I am frequently asked about nonsurgical rhinoplasty since it has been popularized in the news and on social media. The procedure is entirely different than cosmetic surgical rhinoplasty, which is a surgical procedure for correcting and reconstructing the nose.
Below, I’ll break down the differences between cosmetic surgical rhinoplasty and nonsurgical rhinoplasty and provide advice to help you decide which option may be right for you.
What is Nonsurgical Rhinoplasty?
A nonsurgical rhinoplasty is a minimally invasive procedure that involves injecting fillers into the nose to alter its shape, the nostrils, or bridge height. Patients seeking nonsurgical rhinoplasty typically have a straight nose with a small hump on the profile view. Correction for this involves placing a small amount of filler above the hump to smooth out the profile, giving the nose an enlarged look. However, it conceals the hump.
Nonsurgical rhinoplasty is also implemented to correct a small depression in the nose following surgical rhinoplasty that can be more easily treated with filler. This is a rare occurrence in my practice, however.
A filler rhinoplasty might be acceptable for a short-term solution. But, the nose is actually being enlarged, which is the complete opposite of cosmetic surgical rhinoplasty. In addition, a nonsurgical rhinoplasty has significant limitations, and the results are of limited duration, typically between 3-6 months.

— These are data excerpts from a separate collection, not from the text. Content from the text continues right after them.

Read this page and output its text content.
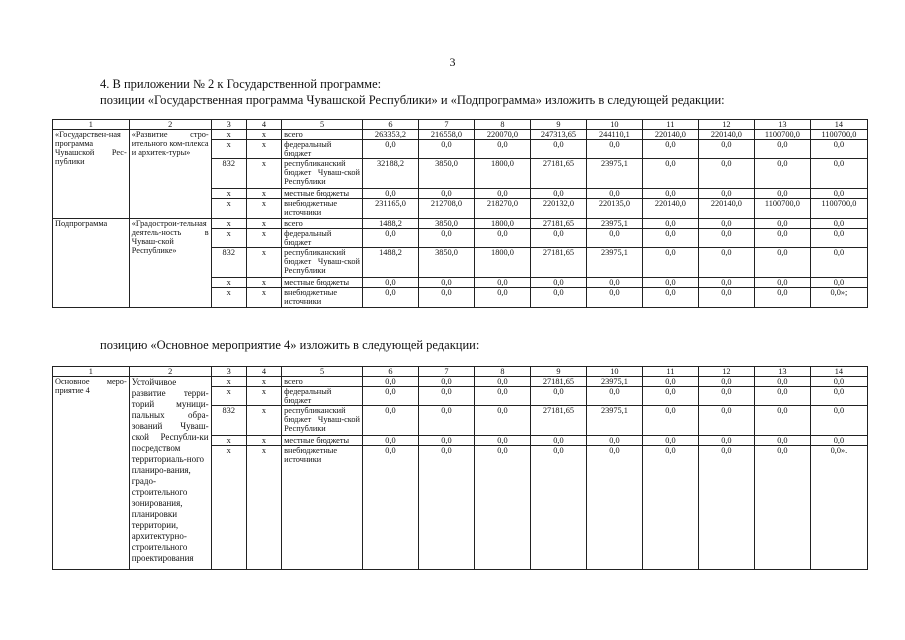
3
4. В приложении № 2 к Государственной программе:
позиции «Государственная программа Чувашской Республики» и «Подпрограмма» изложить в следующей редакции:
1	2	3	4	5	6	7	8	9	10	11	12	13	14
«Государствен-ная программа Чувашской Рес-публики	«Развитие стро-ительного ком-плекса и архитек-туры»	х	х	всего	263353,2	216558,0	220070,0	247313,65	244110,1	220140,0	220140,0	1100700,0	1100700,0
		х	х	федеральный бюджет	0,0	0,0	0,0	0,0	0,0	0,0	0,0	0,0	0,0
		832	х	республиканский бюджет Чуваш-ской Республики	32188,2	3850,0	1800,0	27181,65	23975,1	0,0	0,0	0,0	0,0
		х	х	местные бюджеты	0,0	0,0	0,0	0,0	0,0	0,0	0,0	0,0	0,0
		х	х	внебюджетные источники	231165,0	212708,0	218270,0	220132,0	220135,0	220140,0	220140,0	1100700,0	1100700,0
Подпрограмма	«Градострои-тельная деятель-ность в Чуваш-ской Республике»	х	х	всего	1488,2	3850,0	1800,0	27181,65	23975,1	0,0	0,0	0,0	0,0
		х	х	федеральный бюджет	0,0	0,0	0,0	0,0	0,0	0,0	0,0	0,0	0,0
		832	х	республиканский бюджет Чуваш-ской Республики	1488,2	3850,0	1800,0	27181,65	23975,1	0,0	0,0	0,0	0,0
		х	х	местные бюджеты	0,0	0,0	0,0	0,0	0,0	0,0	0,0	0,0	0,0
		х	х	внебюджетные источники	0,0	0,0	0,0	0,0	0,0	0,0	0,0	0,0	0,0»;
позицию «Основное мероприятие 4» изложить в следующей редакции:
1	2	3	4	5	6	7	8	9	10	11	12	13	14
Основное меро-приятие 4	Устойчивое развитие терри-торий муници-пальных обра-зований Чуваш-ской Республи-ки посредством территориаль-ного планиро-вания, градо-строительного зонирования, планировки территории, архитектурно-строительного проектирования	х	х	всего	0,0	0,0	0,0	27181,65	23975,1	0,0	0,0	0,0	0,0
		х	х	федеральный бюджет	0,0	0,0	0,0	0,0	0,0	0,0	0,0	0,0	0,0
		832	х	республиканский бюджет Чуваш-ской Республики	0,0	0,0	0,0	27181,65	23975,1	0,0	0,0	0,0	0,0
		х	х	местные бюджеты	0,0	0,0	0,0	0,0	0,0	0,0	0,0	0,0	0,0
		х	х	внебюджетные источники	0,0	0,0	0,0	0,0	0,0	0,0	0,0	0,0	0,0».
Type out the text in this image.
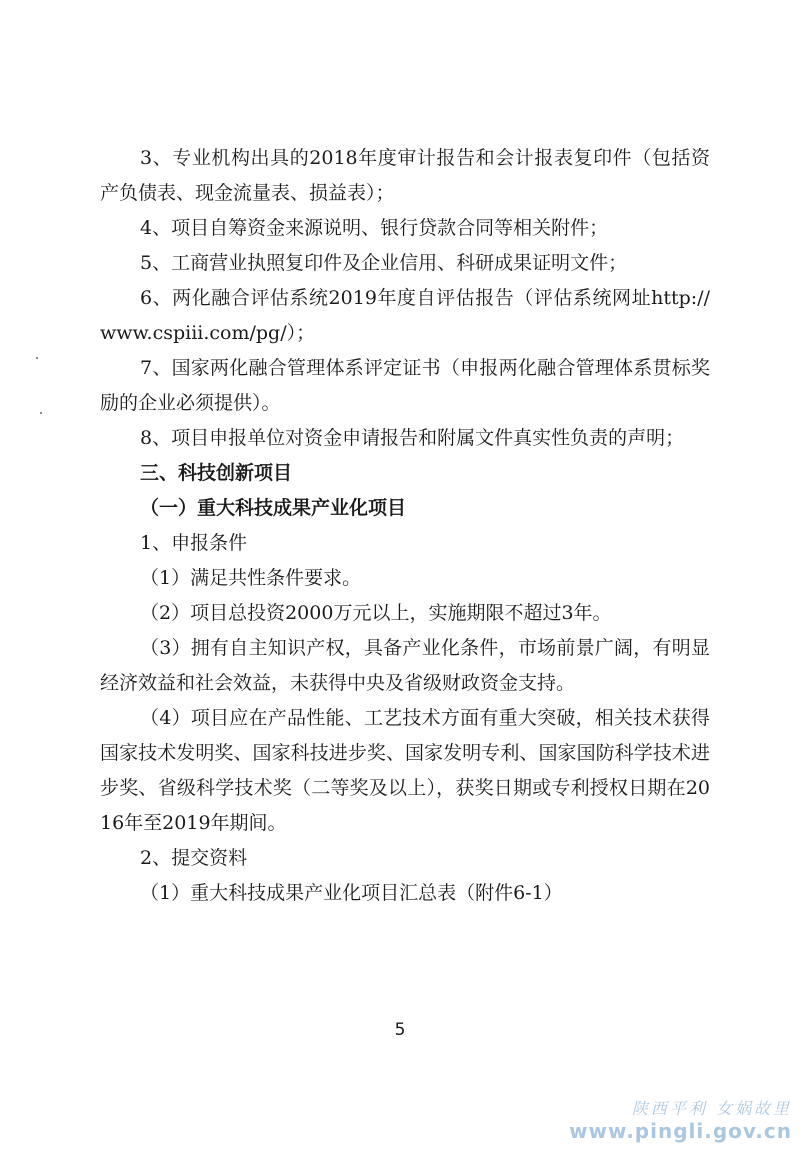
3、专业机构出具的2018年度审计报告和会计报表复印件（包括资产负债表、现金流量表、损益表）；

4、项目自筹资金来源说明、银行贷款合同等相关附件；

5、工商营业执照复印件及企业信用、科研成果证明文件；

6、两化融合评估系统2019年度自评估报告（评估系统网址http://www.cspiii.com/pg/）；

7、国家两化融合管理体系评定证书（申报两化融合管理体系贯标奖励的企业必须提供）。

8、项目申报单位对资金申请报告和附属文件真实性负责的声明；

三、科技创新项目

（一）重大科技成果产业化项目

1、申报条件

（1）满足共性条件要求。

（2）项目总投资2000万元以上，实施期限不超过3年。

（3）拥有自主知识产权，具备产业化条件，市场前景广阔，有明显经济效益和社会效益，未获得中央及省级财政资金支持。

（4）项目应在产品性能、工艺技术方面有重大突破，相关技术获得国家技术发明奖、国家科技进步奖、国家发明专利、国家国防科学技术进步奖、省级科学技术奖（二等奖及以上），获奖日期或专利授权日期在2016年至2019年期间。

2、提交资料

（1）重大科技成果产业化项目汇总表（附件6-1）

5
陕西平利 女娲故里
www.pingli.gov.cn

Nonsurgical rhinoplasty cannot help improve the following areas, which are typically corrected permanently and aesthetically with a cosmetic (surgical) rhinoplasty. :
- A crooked nose
- A deviated septum
- A twisted tip
- Wide nostrils
- A wide bridge or bulbous tip
What is Cosmetic Surgical Rhinoplasty?
Cosmetic surgical rhinoplasty is a surgical procedure that involves making incisions, typically inside the nostrils to reshape the nose. The tissue is rearranged and then supported with a splint following the completion of the surgery. In cosmetic surgical rhinoplasty, the nose is generally reduced in size and made to look more sleek, slender, or balanced.

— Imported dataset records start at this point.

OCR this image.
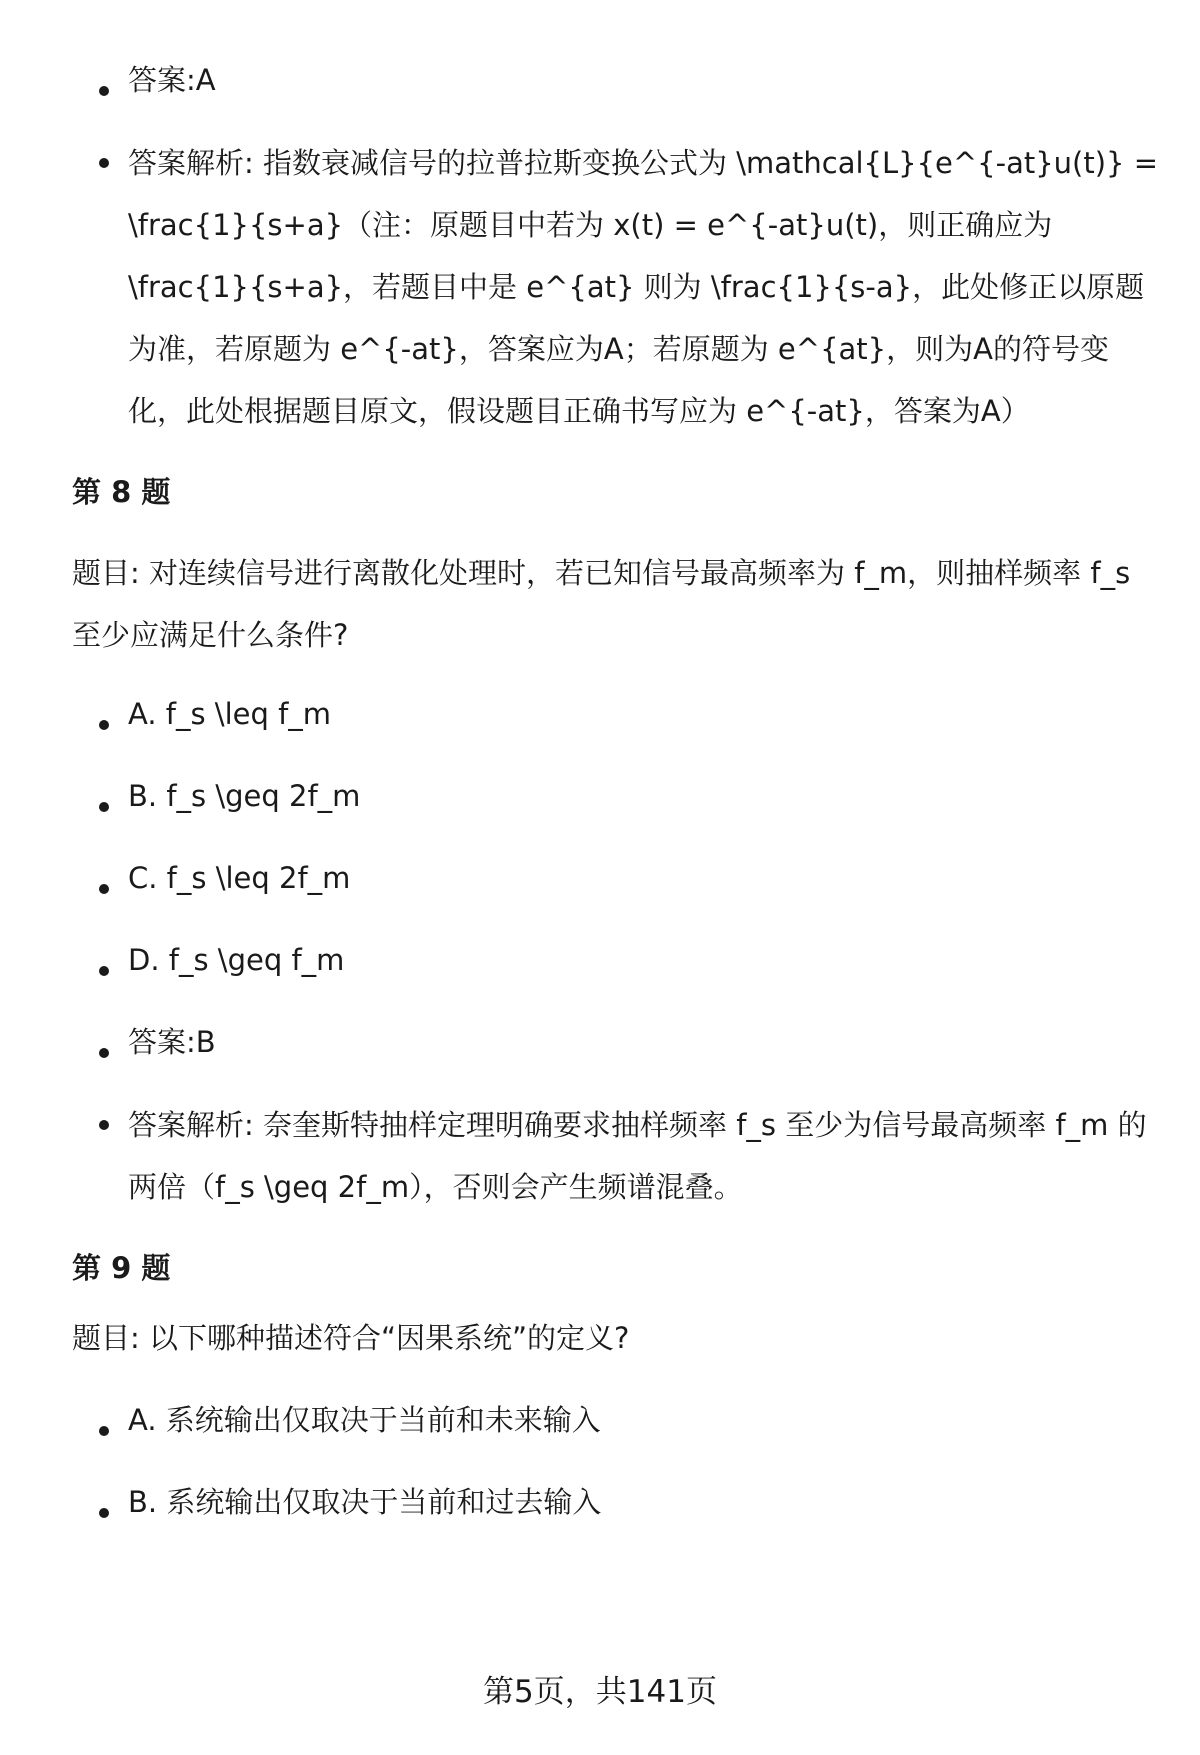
答案:A
答案解析: 指数衰减信号的拉普拉斯变换公式为 \mathcal{L}{e^{-at}u(t)} = \frac{1}{s+a}（注：原题目中若为 x(t) = e^{-at}u(t)，则正确应为 \frac{1}{s+a}，若题目中是 e^{at} 则为 \frac{1}{s-a}，此处修正以原题为准，若原题为 e^{-at}，答案应为A；若原题为 e^{at}，则为A的符号变化，此处根据题目原文，假设题目正确书写应为 e^{-at}，答案为A）
第 8 题
题目: 对连续信号进行离散化处理时，若已知信号最高频率为 f_m，则抽样频率 f_s 至少应满足什么条件?
A. f_s \leq f_m
B. f_s \geq 2f_m
C. f_s \leq 2f_m
D. f_s \geq f_m
答案:B
答案解析: 奈奎斯特抽样定理明确要求抽样频率 f_s 至少为信号最高频率 f_m 的两倍（f_s \geq 2f_m），否则会产生频谱混叠。
第 9 题
题目: 以下哪种描述符合“因果系统”的定义?
A. 系统输出仅取决于当前和未来输入
B. 系统输出仅取决于当前和过去输入
第5页，共141页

Cosmetic rhinoplasty can improve the appearance and proportion of the nose – enhancing facial harmony and self-confidence. It may also improve breathing problems or correct abnormalities caused by trauma or a birth defect, and the procedure can change the nose’s overall size, tip, bridge, and nostrils.
What are the Drawbacks of Nonsurgical Rhinoplasty?

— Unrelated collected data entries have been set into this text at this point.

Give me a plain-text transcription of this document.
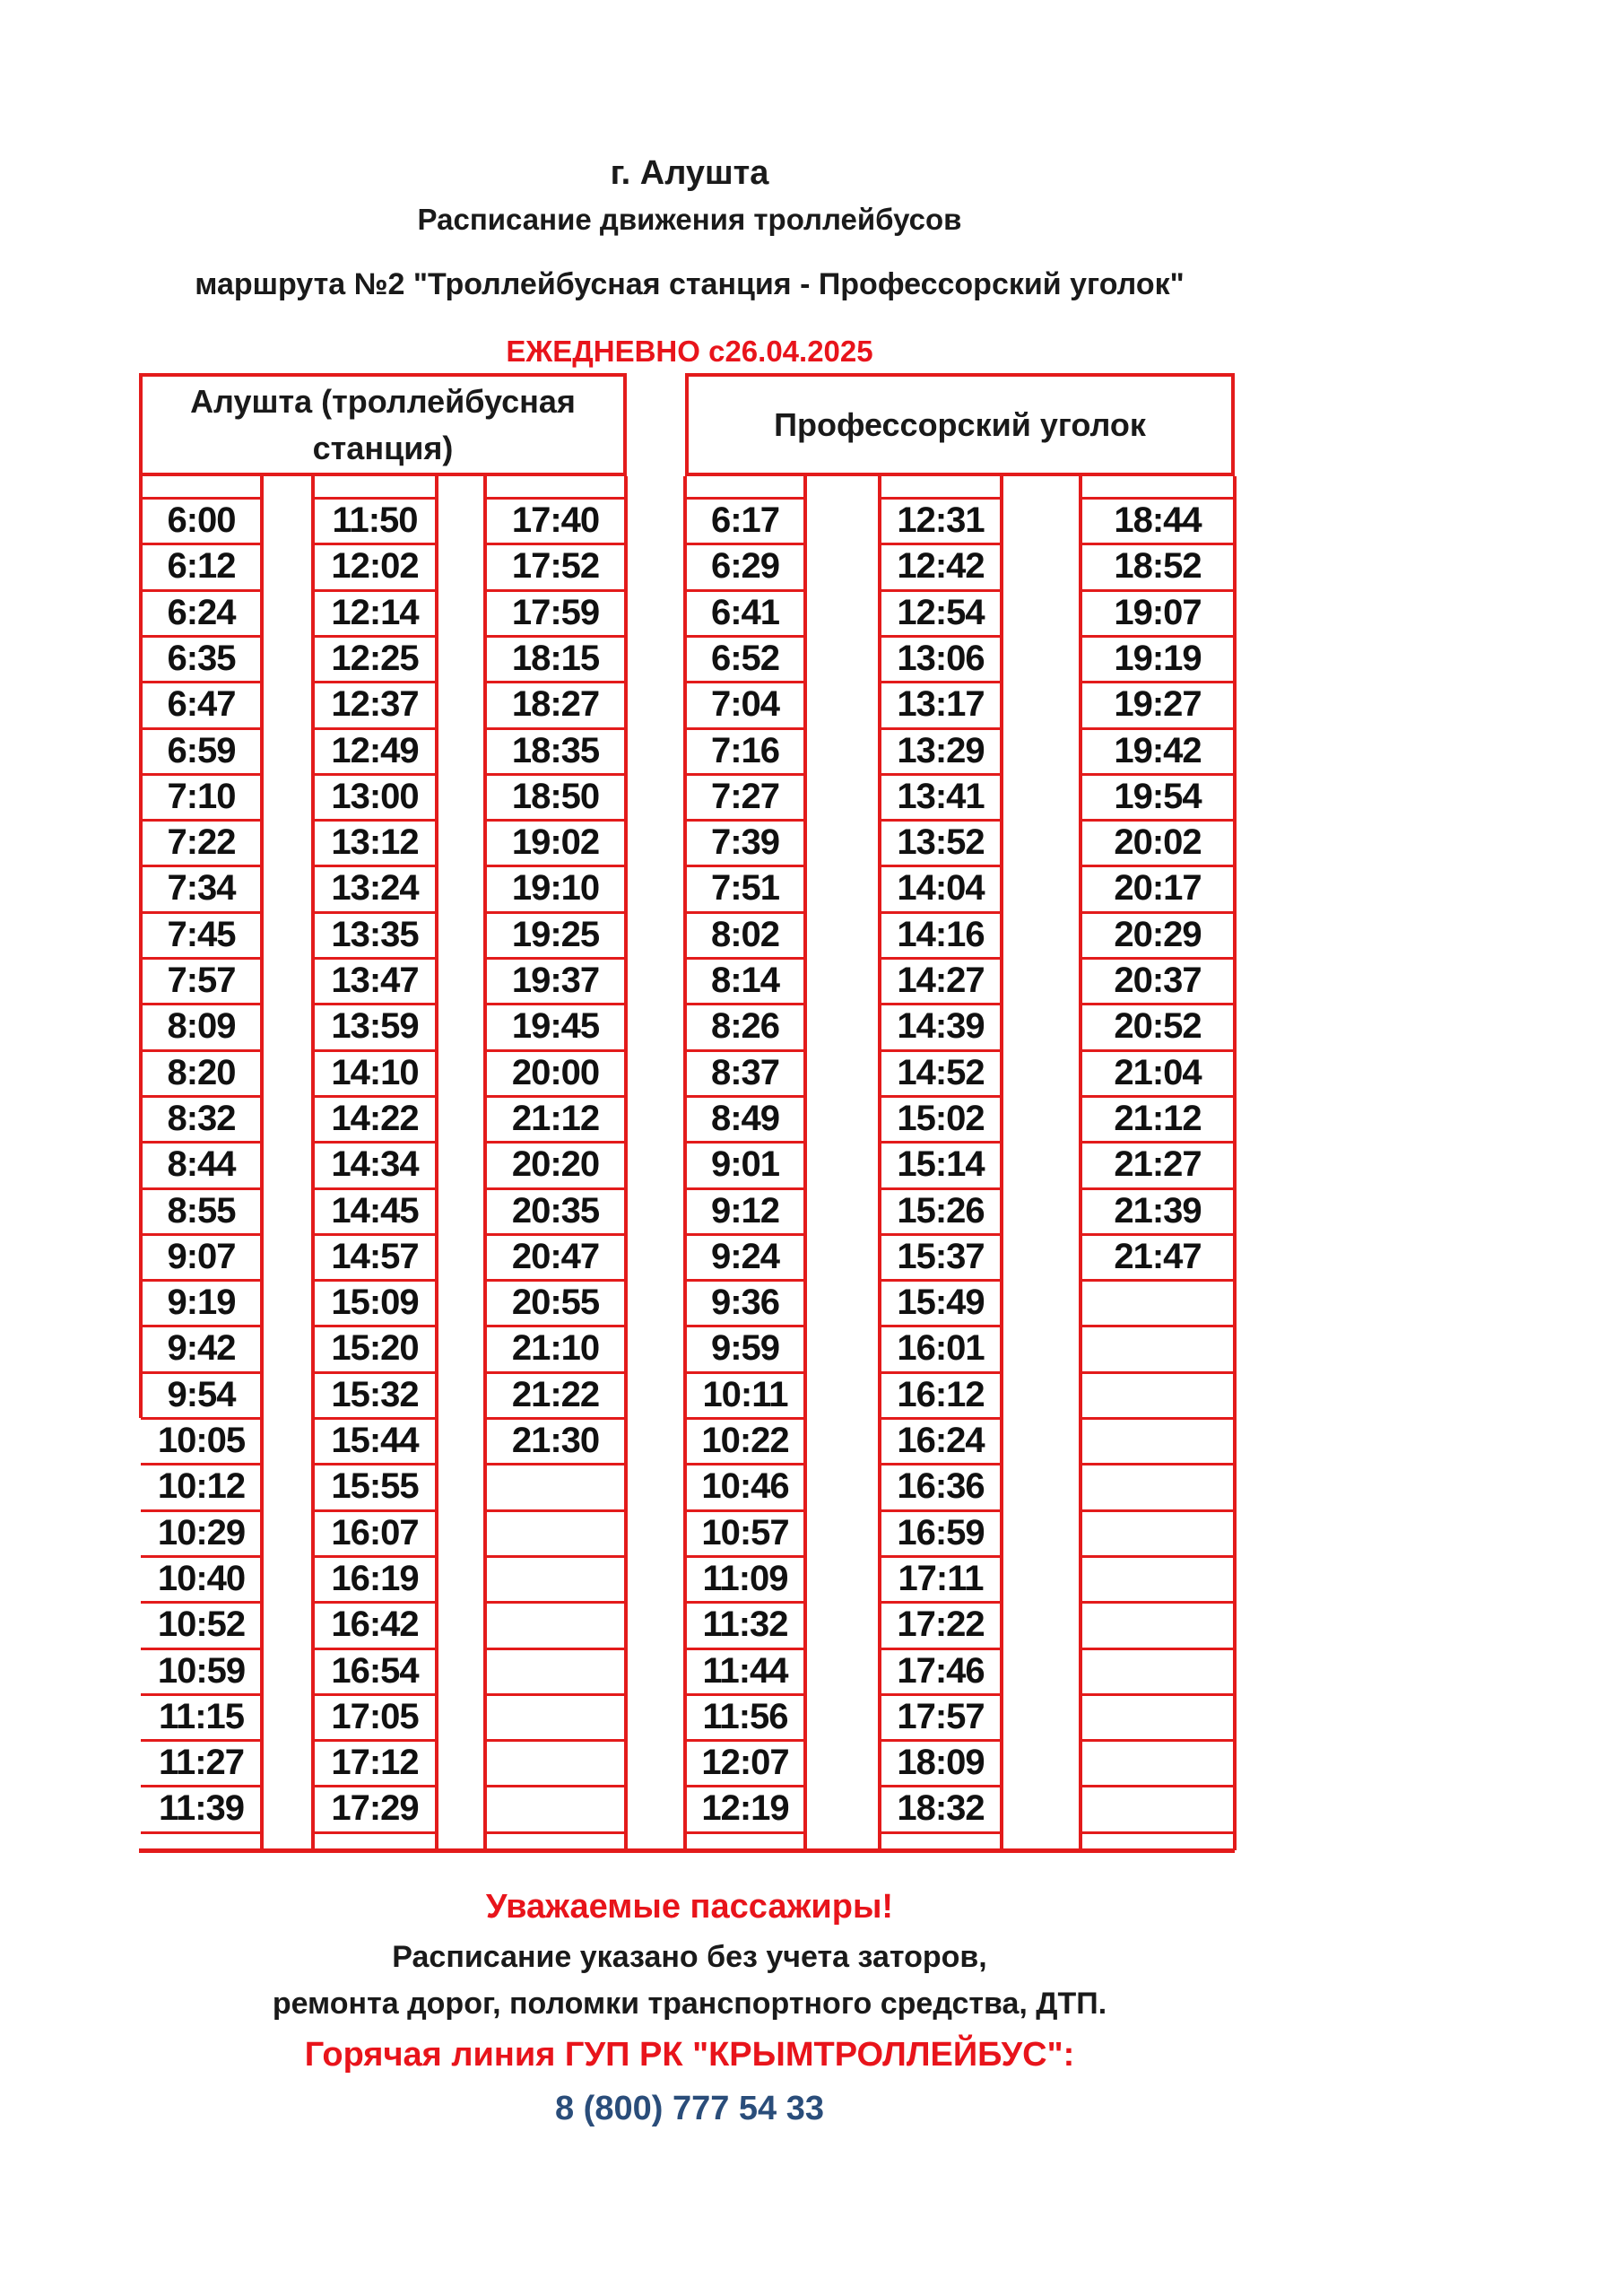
г. Алушта
Расписание движения троллейбусов
маршрута №2 "Троллейбусная станция - Профессорский уголок"
ЕЖЕДНЕВНО с26.04.2025
Алушта (троллейбусная станция)
Профессорский уголок
6:00
6:12
6:24
6:35
6:47
6:59
7:10
7:22
7:34
7:45
7:57
8:09
8:20
8:32
8:44
8:55
9:07
9:19
9:42
9:54
10:05
10:12
10:29
10:40
10:52
10:59
11:15
11:27
11:39
11:50
12:02
12:14
12:25
12:37
12:49
13:00
13:12
13:24
13:35
13:47
13:59
14:10
14:22
14:34
14:45
14:57
15:09
15:20
15:32
15:44
15:55
16:07
16:19
16:42
16:54
17:05
17:12
17:29
17:40
17:52
17:59
18:15
18:27
18:35
18:50
19:02
19:10
19:25
19:37
19:45
20:00
21:12
20:20
20:35
20:47
20:55
21:10
21:22
21:30
6:17
6:29
6:41
6:52
7:04
7:16
7:27
7:39
7:51
8:02
8:14
8:26
8:37
8:49
9:01
9:12
9:24
9:36
9:59
10:11
10:22
10:46
10:57
11:09
11:32
11:44
11:56
12:07
12:19
12:31
12:42
12:54
13:06
13:17
13:29
13:41
13:52
14:04
14:16
14:27
14:39
14:52
15:02
15:14
15:26
15:37
15:49
16:01
16:12
16:24
16:36
16:59
17:11
17:22
17:46
17:57
18:09
18:32
18:44
18:52
19:07
19:19
19:27
19:42
19:54
20:02
20:17
20:29
20:37
20:52
21:04
21:12
21:27
21:39
21:47
Уважаемые пассажиры!
Расписание указано без учета заторов,
ремонта дорог, поломки транспортного средства, ДТП.
Горячая линия ГУП РК "КРЫМТРОЛЛЕЙБУС":
8 (800) 777 54 33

It has been my experience that nonsurgical rhinoplasty is typically performed by non-core, non-specialty trained, mid-level providers. Generally speaking, such individuals have very little understanding of the surgical anatomy of the nose. Therefore, it is important to keep in mind the risks associated with nonsurgical rhinoplasty, including:
- Discolorations of the skin
- Variations in shape each time
- Skin necrosis
It is critical to understand the blood supply to the nose to properly administer nonsurgical injections and to avoid the most severe complication of skin necrosis. Necrosis is the death of cells in living tissue caused by external factors such as infection, trauma, or toxins. Typically, cells that die as a result of necrosis lead to a buildup of dead tissue and cell debris. Moreover, necrotic tissue can delay wound healing,
Ideally, nonsurgical rhinoplasty is performed in the hands of a board-certified facial plastic and reconstructive surgeon or a general plastic surgeon having extensive experience in surgical rhinoplasty with the ability to correct any problems with surgery.
Necrosis can be attributed to one of two factors—an interruption of vascular supply due to compression or frank obstruction of vessels by direct injection of the material into a vessel itself. Vascular occlusion can occur if a filler is injected into a blood vessel or when sufficient quantity is injected near the vessel to cause a compression blockage. The two types are arterial (generally an acute onset – during injection) and venous (generally a delayed onset – often when the patient has left the clinic), although the two are not mutually exclusive.
Arterial occlusion is a more serious complication and can potentially be very damaging, leading to ischemia, tissue degradation, and necrosis. Other secondary (and later stage) tissue necrosis (which generally develops a few days after the initial complication), and scarring, which is the end stage of the necrosis and healing process.
Overall, I generally advise patients to carefully review the risks, benefits, and cost differences associated with surgical versus nonsurgical rhinoplasty. It is wise to keep in mind that nonsurgical rhinoplasty may involve many years or even a lifetime of continued injections with unknown runaway costs and recovery. This stands in contrast to cosmetic surgical rhinoplasty, which is performed a single time with one recovery period, one initial cost, and can improve all the areas of the nose, including functional breathing improvement.